À la guerre ouverte, bruyante succède la paix armée ou plutôt une guerre sournoise qui se traduit par des hostilités à peine déguisées, des procédés désobligeans. Les comédiens supportent Talma, mais ils lui font la vie dure, si bien qu’il ne remplira aucun rôle important jusqu’à la clôture de 1791. Alors éclate la rupture définitive ; le tragédien signifie son intention de quitter le théâtre du faubourg Saint-Germain, on le menace d’un procès, et, pour commencer, on opère une saisie-arrêt sur ses costumes qui avaient une grande valeur. Dugazon réussit à les sauver d’une manière fort originale. Tandis qu’avocats et huissiers des deux parties sont aux prises, il monte au théâtre, ordonne à huit figurans de le suivre, les entraîne au magasin des costumes : à sa voix ils s’habillent en licteurs et se rendent à la loge de Talma, là on place cuirasses, casques, armes, manteaux et toges du tragédien dans quatre grandes corbeilles, et lui-même, affublé du costume d’Achille, visière basse, bouclier, lance au poing, descend et passe gravement, escorté de ses gardes. Déjà il est loin, et l’on n’a pas encore deviné le mot de l’énigme, la foule suit en riant cette mascarade, et Dugazon arrive enfin au théâtre du Palais-Royal où il dépose ses dépouilles opimes. Le lendemain cette burlesque épopée faisait les délices du Paris badaud, le duc d’Orléans voulut en entendre le récit de Dugazon lui-même, et les comédiens, en gens d’esprit, n’osèrent pousser l’affaire.

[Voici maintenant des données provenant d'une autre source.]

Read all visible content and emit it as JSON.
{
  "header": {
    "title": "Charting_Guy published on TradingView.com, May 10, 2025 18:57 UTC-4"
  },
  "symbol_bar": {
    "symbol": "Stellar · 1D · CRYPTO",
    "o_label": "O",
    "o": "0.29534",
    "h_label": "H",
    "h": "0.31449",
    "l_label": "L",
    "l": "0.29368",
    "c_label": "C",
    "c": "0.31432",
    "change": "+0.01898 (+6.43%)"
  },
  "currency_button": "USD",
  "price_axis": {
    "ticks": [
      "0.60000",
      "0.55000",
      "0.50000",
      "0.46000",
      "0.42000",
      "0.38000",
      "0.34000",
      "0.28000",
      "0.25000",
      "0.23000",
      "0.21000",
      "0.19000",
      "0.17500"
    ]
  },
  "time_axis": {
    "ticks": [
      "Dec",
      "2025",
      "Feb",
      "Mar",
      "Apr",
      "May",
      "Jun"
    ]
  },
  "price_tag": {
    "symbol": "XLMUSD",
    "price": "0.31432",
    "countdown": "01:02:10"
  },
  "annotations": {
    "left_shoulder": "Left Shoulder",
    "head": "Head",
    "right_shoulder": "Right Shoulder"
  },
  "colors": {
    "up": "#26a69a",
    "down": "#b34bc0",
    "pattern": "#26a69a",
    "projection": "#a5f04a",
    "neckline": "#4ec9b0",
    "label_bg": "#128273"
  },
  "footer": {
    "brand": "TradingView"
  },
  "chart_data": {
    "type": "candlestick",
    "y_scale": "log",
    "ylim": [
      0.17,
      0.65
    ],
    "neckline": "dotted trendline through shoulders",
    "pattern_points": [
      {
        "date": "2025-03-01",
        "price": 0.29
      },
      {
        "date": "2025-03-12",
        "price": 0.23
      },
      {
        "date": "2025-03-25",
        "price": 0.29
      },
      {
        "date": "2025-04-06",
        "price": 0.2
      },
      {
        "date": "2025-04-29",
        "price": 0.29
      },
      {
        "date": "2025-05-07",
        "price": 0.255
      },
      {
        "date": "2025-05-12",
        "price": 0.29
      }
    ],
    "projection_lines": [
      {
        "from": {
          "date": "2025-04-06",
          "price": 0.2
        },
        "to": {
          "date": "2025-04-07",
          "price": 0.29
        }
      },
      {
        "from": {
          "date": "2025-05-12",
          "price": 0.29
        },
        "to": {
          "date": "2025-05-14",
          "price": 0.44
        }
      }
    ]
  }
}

La Comédie s’était installée en 1689 à l’ancien Jeu de Paume de l’Étoile, rue des Fossés Saint-Germain, mais cette salle laissant beaucoup à désirer, on décida d’en construire une autre, et les architectes du roi désignèrent un terrain situé dans le triangle formé par les rues de Condé, de Vaugirard et des Fossés-Monsieur-le-Prince, tout proche le palais du Luxembourg[1] : en attendant,

  1. Monval et Porel, Histoire de L’Odéon. — Métra, Correspondance secrète. — Nép. Lemercier, Du second théâtre français, 1818. — Plus tard, en 1796, ce théâtre prendra le nom d’Odéon : lieu où l’on chante, où l’on déclame en chantant ; le nom ne convenait guère, car on y déclamera bien plus qu’on ne chantera, mais la mode était aux noms tirés de l’antiquité. Il y avait des Odéons à Athènes, Corinthe, Éphèse, Laodicée, Rome. (Les Voyageurs à Paris, par La Mésangère, t. III, p. 185, année 1797.)